David Bentley was one of the first to take umbrage at Ince’s training methods, the England winger reportedly storming off in disgust after being ordered by a coach to do 20 press-ups as punishment for having his arms folded. Bentley soon found an escape route via Tottenham Hotspur, which might help to explain his show of dissent, but subsequent declarations from players backing Ince have tended to ring hollow. The truth is that Ince was on a collision course with his dressing-room early on, and in the age of player power, there was only going to be one winner.
Some members of Blackburn’s board wanted Ince out after the 3-1 defeat by Liverpool at Ewood Park 11 days ago, although it was the abject display away to Wigan Athletic at the weekend that proved the final straw. If ever a performance reflected a manager who had “lost” the dressing-room, this was it.
We will never know if Ince might have made a better fist of it had he made sounder judgment calls regarding his choice of backroom staff, but his decision to appoint Ray Mathias, his former No 2 at Milton Keynes Dons, and Archie Knox as his assistants left a lot to be desired, not least in the eyes of the players.
Sir Alex Ferguson, the Manchester United manager, claimed that Ince “couldn’t have a better No 2” than Knox before Blackburn’s 5-3 Carling Cup quarter-final defeat at Old Trafford this month, but it is clear that for players accustomed to the meticulous, scientific regime of Mark Hughes, Ince’s predecessor, the “old-school” training methods of Knox and Mathias were not to their liking.
Mathias attempted to dismiss claims yesterday that dressing-room unrest had contributed to a run of 11 league games without a win. “It is a load of rubbish,” he said. “There is no happier dressing-room than ours, you would go a long way to beat that.”
Maybe Ince thought that, because of his relative inexperience as a manager, he was making amends by appointing two coaches much longer in the tooth, although he would have been far better pursuing coaches in the mould of Mark Bowen and Eddie Niedzwiecki, Hughes’s trusted and visionary lieutenants who, not surprisingly, followed the former Blackburn manager to Manchester City.

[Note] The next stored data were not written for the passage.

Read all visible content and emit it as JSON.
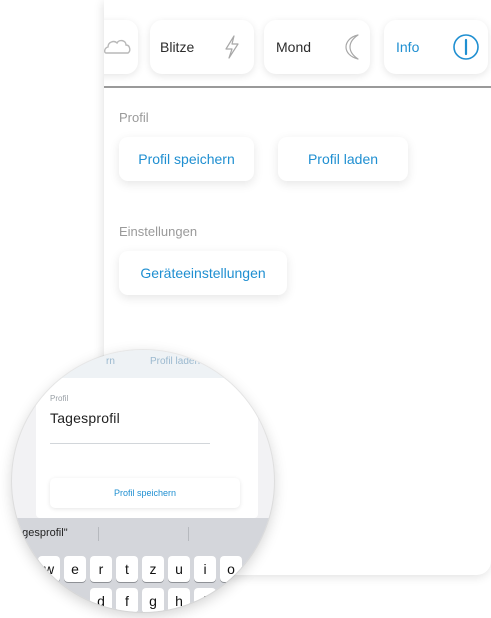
{
  "tabs": [
    {
      "label": "",
      "icon": "cloud-icon"
    },
    {
      "label": "Blitze",
      "icon": "lightning-icon"
    },
    {
      "label": "Mond",
      "icon": "moon-icon"
    },
    {
      "label": "Info",
      "icon": "info-icon"
    }
  ],
  "profile": {
    "title": "Profil",
    "save_label": "Profil speichern",
    "load_label": "Profil laden"
  },
  "settings": {
    "title": "Einstellungen",
    "device_settings_label": "Geräteeinstellungen"
  },
  "magnifier": {
    "ghost_left": "rn",
    "ghost_right": "Profil laden",
    "field_label": "Profil",
    "field_value": "Tagesprofil",
    "save_label": "Profil speichern",
    "suggestion": "agesprofil\"",
    "keys_row1": [
      "w",
      "e",
      "r",
      "t",
      "z",
      "u",
      "i",
      "o"
    ],
    "keys_row2": [
      "d",
      "f",
      "g",
      "h",
      "j"
    ]
  },
  "colors": {
    "accent": "#1f8fd1",
    "text": "#2c2c2c",
    "muted": "#9a9a9a"
  }
}
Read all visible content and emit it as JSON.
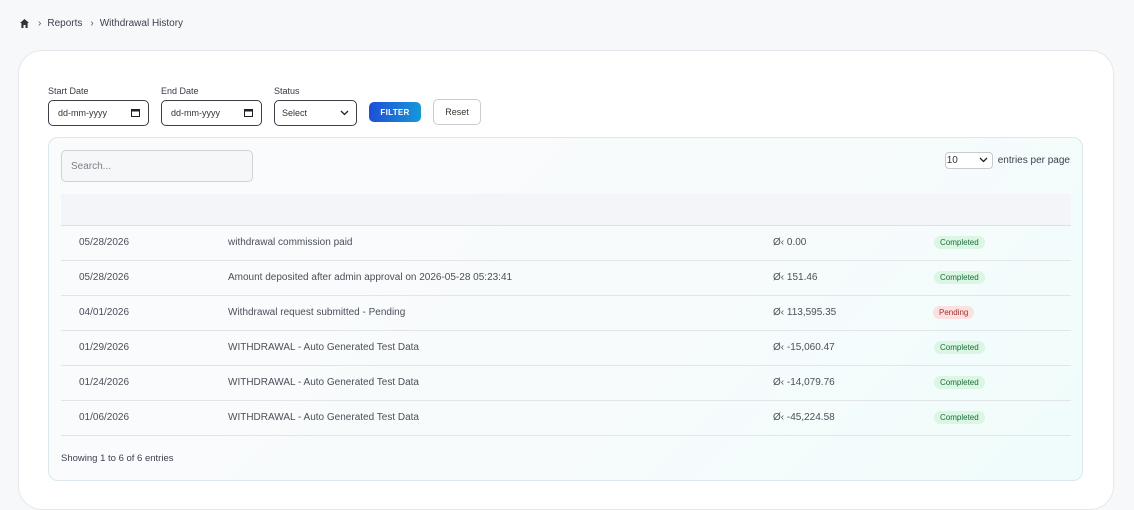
{
  "breadcrumb": {
    "items": [
      "Reports",
      "Withdrawal History"
    ]
  },
  "filters": {
    "start_date_label": "Start Date",
    "start_date_placeholder": "dd-mm-yyyy",
    "end_date_label": "End Date",
    "end_date_placeholder": "dd-mm-yyyy",
    "status_label": "Status",
    "status_value": "Select",
    "filter_button": "FILTER",
    "reset_button": "Reset"
  },
  "table": {
    "search_placeholder": "Search...",
    "entries_value": "10",
    "entries_label": "entries per page",
    "rows": [
      {
        "date": "05/28/2026",
        "description": "withdrawal commission paid",
        "amount": "Ø‹ 0.00",
        "status": "Completed"
      },
      {
        "date": "05/28/2026",
        "description": "Amount deposited after admin approval on 2026-05-28 05:23:41",
        "amount": "Ø‹ 151.46",
        "status": "Completed"
      },
      {
        "date": "04/01/2026",
        "description": "Withdrawal request submitted - Pending",
        "amount": "Ø‹ 113,595.35",
        "status": "Pending"
      },
      {
        "date": "01/29/2026",
        "description": "WITHDRAWAL - Auto Generated Test Data",
        "amount": "Ø‹ -15,060.47",
        "status": "Completed"
      },
      {
        "date": "01/24/2026",
        "description": "WITHDRAWAL - Auto Generated Test Data",
        "amount": "Ø‹ -14,079.76",
        "status": "Completed"
      },
      {
        "date": "01/06/2026",
        "description": "WITHDRAWAL - Auto Generated Test Data",
        "amount": "Ø‹ -45,224.58",
        "status": "Completed"
      }
    ],
    "footer": "Showing 1 to 6 of 6 entries"
  },
  "colors": {
    "completed_bg": "#dcf6e4",
    "pending_bg": "#fde0e0",
    "filter_gradient_start": "#1e4fd6",
    "filter_gradient_end": "#1697d8"
  }
}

Of course, Ince must look long and hard at himself. The criticism he received for not having any of the necessary coaching badges required of a Barclays Premier League manager was unfair — was he really supposed to turn down the Blackburn job on that basis? — but suggestions that he bunked off a coaching course to play golf did him no favours and hinted at a person whose managerial philosophy was very different to that of Hughes, his former United team-mate, who is almost consumed by the job.

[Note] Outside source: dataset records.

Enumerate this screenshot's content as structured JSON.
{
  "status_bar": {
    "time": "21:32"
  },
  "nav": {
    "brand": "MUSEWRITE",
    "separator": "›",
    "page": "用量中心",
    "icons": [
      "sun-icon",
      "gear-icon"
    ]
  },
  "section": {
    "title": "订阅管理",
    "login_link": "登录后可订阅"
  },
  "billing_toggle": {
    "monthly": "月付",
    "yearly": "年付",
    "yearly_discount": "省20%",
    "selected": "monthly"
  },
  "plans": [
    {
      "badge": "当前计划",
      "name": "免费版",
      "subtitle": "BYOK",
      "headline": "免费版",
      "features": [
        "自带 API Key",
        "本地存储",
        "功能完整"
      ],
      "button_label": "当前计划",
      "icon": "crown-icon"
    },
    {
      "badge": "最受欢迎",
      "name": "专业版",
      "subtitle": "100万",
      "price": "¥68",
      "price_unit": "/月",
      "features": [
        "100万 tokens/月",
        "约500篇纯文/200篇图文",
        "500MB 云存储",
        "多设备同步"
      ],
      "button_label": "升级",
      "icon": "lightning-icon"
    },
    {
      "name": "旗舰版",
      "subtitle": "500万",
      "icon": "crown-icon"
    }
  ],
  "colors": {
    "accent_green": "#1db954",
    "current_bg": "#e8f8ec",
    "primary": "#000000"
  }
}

Blackburn’s players often complained privately that Ince was not on the training ground enough, instead leaving Mathias and Knox to put them through their paces, quite literally.

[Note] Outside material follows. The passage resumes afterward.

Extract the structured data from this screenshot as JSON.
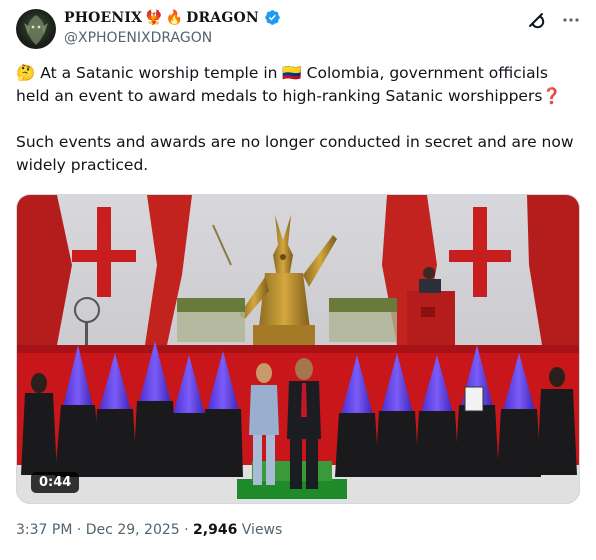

The supporters, meanwhile, began questioning Ince’s judgment the moment he decided to give a short-term contract to Robbie Fowler, the former Liverpool striker, who was the subject of angry taunts from fans when he came on as a substitute against United in the Carling Cup.
Contrary to popular perception, Ince is a very personable and affable character. Yes, he has a high opinion of himself — although could you blame him for that given his record as a player and manager before his arrival at Blackburn? — but he is not quite the abrasive character he has been made out to be. Still, he must ask himself how he turned a team that finished seventh last season into one flirting with relegation six months later, especially when Bentley and Brad Friedel — who was replaced by Paul Robinson, an England international — were the only significant departures last summer.